За ритмичными ударами босых ног по полу и гармоничным звоном металла на запястьях и щиколотках были слышны два голоса. Бекк тихо стонала всякий раз, когда с ее тела слетал очередной лоскут, а с губ архиепископа слово «третий» сорвалось почти криком, а «четвертый» — еле слышным шепотом. Слово «пятый» он произнес одними губами, однако оно разнеслось по комнате со всей мощью, на которую способна немая мысль.
Она стояла перед ним.
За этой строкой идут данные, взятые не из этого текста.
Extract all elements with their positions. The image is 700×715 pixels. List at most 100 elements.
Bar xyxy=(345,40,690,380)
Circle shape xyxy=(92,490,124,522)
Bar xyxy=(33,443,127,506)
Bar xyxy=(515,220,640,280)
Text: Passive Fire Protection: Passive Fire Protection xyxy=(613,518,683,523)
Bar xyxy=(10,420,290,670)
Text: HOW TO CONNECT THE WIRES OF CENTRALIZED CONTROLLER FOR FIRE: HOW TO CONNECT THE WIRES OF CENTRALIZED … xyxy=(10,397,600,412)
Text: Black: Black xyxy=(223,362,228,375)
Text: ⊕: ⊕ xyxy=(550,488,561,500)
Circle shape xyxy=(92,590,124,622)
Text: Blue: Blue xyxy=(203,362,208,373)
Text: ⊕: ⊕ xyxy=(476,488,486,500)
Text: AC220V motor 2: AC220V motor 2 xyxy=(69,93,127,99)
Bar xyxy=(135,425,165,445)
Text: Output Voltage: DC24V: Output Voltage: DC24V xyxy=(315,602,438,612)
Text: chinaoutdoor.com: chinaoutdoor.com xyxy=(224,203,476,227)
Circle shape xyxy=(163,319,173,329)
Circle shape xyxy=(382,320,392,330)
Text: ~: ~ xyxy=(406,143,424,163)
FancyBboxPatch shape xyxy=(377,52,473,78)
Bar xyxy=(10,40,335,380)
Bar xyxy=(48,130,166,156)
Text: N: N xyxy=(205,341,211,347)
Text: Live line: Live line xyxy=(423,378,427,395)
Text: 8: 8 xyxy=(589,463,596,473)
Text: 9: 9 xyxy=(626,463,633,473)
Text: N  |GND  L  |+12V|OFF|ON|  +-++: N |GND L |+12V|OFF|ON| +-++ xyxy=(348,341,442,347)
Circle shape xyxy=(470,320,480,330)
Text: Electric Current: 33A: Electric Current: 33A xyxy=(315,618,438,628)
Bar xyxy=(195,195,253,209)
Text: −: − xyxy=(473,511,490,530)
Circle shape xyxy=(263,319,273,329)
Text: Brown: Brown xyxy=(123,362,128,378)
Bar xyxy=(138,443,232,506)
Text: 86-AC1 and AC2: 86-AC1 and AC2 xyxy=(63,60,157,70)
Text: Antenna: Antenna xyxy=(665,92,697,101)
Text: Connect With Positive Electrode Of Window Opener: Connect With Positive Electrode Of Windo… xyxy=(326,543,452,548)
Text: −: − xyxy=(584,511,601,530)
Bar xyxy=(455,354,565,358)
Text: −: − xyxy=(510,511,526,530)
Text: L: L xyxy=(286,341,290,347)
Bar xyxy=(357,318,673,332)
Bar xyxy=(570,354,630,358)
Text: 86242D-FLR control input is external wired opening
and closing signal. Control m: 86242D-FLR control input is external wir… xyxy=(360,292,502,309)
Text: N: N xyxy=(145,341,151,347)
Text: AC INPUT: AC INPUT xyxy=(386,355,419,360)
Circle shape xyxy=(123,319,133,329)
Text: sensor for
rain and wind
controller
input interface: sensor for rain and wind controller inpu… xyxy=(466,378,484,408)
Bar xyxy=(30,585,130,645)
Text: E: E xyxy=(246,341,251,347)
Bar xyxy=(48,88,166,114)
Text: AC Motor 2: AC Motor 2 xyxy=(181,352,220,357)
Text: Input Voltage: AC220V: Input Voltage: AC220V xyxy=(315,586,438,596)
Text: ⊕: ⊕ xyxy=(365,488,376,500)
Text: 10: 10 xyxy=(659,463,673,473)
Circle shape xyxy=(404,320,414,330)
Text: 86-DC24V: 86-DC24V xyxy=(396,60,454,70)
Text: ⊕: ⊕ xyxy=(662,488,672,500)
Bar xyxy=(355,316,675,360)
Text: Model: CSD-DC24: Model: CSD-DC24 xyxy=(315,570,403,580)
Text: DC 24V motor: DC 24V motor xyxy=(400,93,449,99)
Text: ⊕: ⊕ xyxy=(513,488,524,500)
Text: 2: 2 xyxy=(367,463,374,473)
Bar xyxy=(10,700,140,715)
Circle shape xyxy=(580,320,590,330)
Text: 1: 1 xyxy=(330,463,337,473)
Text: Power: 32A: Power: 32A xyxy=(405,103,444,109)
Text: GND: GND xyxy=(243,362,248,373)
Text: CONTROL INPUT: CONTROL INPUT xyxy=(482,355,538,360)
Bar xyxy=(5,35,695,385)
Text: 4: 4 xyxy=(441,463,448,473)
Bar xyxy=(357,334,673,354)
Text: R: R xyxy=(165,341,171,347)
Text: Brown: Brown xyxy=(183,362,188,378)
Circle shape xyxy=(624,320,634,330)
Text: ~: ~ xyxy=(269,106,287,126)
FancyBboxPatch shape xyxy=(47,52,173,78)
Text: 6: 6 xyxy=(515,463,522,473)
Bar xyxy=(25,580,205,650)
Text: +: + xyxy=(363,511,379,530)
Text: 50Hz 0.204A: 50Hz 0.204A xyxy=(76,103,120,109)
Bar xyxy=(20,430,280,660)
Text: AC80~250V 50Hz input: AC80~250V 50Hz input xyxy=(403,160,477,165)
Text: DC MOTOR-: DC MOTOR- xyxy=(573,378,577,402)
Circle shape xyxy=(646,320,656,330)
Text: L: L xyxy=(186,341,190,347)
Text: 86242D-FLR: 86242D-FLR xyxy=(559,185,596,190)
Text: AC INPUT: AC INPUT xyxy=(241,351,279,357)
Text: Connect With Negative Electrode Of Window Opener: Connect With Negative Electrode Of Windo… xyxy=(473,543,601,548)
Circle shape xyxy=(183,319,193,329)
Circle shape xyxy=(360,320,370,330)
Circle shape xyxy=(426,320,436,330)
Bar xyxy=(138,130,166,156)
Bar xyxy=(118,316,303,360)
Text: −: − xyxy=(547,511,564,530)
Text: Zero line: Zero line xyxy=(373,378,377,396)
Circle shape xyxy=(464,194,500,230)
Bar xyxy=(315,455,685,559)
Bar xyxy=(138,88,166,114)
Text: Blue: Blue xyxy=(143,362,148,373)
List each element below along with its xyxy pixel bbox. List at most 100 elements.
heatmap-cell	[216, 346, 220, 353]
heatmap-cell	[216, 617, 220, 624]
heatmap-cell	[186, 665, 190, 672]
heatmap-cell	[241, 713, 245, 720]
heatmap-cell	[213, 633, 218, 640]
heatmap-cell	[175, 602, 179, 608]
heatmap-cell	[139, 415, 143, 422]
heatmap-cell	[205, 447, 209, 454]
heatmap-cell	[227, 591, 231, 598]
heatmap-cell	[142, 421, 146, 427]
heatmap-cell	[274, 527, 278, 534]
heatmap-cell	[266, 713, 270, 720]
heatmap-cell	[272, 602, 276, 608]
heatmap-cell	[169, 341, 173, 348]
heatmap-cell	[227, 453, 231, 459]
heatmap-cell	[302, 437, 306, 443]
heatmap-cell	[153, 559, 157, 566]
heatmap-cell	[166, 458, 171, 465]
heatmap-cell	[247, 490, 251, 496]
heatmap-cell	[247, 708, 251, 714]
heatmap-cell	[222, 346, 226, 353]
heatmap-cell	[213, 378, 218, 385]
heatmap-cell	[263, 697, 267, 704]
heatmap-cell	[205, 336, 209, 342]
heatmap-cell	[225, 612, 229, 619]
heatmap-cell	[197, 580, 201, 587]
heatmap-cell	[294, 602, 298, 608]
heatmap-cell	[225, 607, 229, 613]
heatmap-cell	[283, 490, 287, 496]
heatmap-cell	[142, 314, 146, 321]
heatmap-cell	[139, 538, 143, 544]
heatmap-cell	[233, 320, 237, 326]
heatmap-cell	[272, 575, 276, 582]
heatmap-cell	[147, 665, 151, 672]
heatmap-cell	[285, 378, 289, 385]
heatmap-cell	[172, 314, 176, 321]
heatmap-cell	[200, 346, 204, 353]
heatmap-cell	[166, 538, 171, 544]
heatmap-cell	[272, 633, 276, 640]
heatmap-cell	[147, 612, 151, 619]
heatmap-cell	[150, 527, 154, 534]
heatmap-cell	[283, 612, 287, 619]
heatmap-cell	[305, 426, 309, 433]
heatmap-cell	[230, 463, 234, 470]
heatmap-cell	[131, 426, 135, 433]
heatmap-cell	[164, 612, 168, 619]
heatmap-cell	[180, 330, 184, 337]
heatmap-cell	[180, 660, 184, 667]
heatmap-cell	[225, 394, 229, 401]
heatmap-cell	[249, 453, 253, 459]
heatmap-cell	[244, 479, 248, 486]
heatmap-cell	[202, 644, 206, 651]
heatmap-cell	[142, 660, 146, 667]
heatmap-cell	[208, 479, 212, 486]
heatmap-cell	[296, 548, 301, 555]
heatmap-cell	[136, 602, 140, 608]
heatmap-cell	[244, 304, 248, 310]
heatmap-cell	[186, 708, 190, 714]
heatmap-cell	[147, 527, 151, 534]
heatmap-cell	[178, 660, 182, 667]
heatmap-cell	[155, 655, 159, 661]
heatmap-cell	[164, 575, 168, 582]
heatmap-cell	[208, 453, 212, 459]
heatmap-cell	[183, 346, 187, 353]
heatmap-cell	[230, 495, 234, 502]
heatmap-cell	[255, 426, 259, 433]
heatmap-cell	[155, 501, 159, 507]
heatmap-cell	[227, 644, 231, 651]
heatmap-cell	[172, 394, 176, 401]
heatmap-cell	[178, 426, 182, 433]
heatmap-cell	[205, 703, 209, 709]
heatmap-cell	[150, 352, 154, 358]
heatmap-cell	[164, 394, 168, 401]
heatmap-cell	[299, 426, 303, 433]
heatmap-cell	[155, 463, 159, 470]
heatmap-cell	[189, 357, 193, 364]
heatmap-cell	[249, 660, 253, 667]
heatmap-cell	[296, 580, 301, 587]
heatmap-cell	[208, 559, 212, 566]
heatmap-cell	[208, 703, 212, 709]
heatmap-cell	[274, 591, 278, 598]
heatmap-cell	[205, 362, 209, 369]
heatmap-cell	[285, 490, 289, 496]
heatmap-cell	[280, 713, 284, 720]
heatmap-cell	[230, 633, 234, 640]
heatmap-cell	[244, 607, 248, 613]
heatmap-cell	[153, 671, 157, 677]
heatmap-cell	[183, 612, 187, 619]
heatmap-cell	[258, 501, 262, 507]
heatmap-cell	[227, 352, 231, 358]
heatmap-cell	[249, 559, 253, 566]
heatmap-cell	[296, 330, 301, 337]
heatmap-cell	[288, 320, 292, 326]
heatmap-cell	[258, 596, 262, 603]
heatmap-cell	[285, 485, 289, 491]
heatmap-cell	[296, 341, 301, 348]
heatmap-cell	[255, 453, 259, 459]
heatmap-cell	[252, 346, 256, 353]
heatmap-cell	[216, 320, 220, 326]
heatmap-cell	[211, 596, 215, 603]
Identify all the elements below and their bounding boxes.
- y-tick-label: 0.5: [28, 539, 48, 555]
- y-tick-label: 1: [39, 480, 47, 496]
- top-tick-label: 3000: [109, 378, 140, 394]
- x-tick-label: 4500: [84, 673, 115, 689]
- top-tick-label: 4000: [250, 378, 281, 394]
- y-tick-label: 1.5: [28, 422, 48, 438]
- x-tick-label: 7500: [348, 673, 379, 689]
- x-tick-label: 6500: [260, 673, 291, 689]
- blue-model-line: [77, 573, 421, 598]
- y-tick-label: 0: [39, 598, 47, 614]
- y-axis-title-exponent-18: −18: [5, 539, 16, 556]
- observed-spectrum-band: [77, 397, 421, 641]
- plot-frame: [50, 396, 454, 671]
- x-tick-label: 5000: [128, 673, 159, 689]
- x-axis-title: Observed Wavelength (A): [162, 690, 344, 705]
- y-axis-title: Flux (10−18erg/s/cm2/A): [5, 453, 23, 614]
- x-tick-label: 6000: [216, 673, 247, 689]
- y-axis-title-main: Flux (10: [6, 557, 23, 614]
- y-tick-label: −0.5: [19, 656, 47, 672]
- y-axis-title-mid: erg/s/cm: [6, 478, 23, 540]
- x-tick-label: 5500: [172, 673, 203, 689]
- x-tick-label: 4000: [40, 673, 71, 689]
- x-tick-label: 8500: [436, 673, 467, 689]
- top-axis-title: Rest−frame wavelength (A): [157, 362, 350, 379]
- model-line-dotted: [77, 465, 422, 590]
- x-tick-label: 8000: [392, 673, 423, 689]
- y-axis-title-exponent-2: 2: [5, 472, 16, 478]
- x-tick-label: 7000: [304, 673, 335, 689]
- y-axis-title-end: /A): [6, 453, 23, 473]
Закрыты были только лицо и талия да еще тот крошечный розовый лоскут, удерживаемый на месте шелковым шнурком. Она подняла одну руку перед ним и бубен тоже держала перед собой, не то пряча, не то демонстрируя свою грудь, как Венера Боттичелли, восстающая из раковины. Чибо учащенно дышал, пытаясь проникнуть взором за последние преграды.
— Еще? — выдохнула Бекк.
Она остановилась прямо перед архиепископом, чуть наклонившись вперед. Сняв покрывало с лица, она медленно опустила ткань ему на колени, и ее голос пролился, словно елей:
— Хочешь еще?
— Еще? — прошептал он. — О да, еще, и еще. — А потом в полный голос приказал: — Оставьте нас. Уходите немедленно.
И тут ее осенило. Она даже не стала обдумывать свой план, а просто сказала:
— А как же моя награда?
— Награда? — Это слово отвлекло его, и он посмотрел ей в глаза. — Какая награда? Тебе щедро заплатят. Потом.
— Не деньги. Деньги — мне, а что получит Саломея? — Она подняла руки над головой, сделав из них и бубна изящную арку. — Саломея тоже хочет получить свою награду. Она желает голову.
Бекк подалась к Джанкарло так, что он ощутил на мочке уха ее дыхание.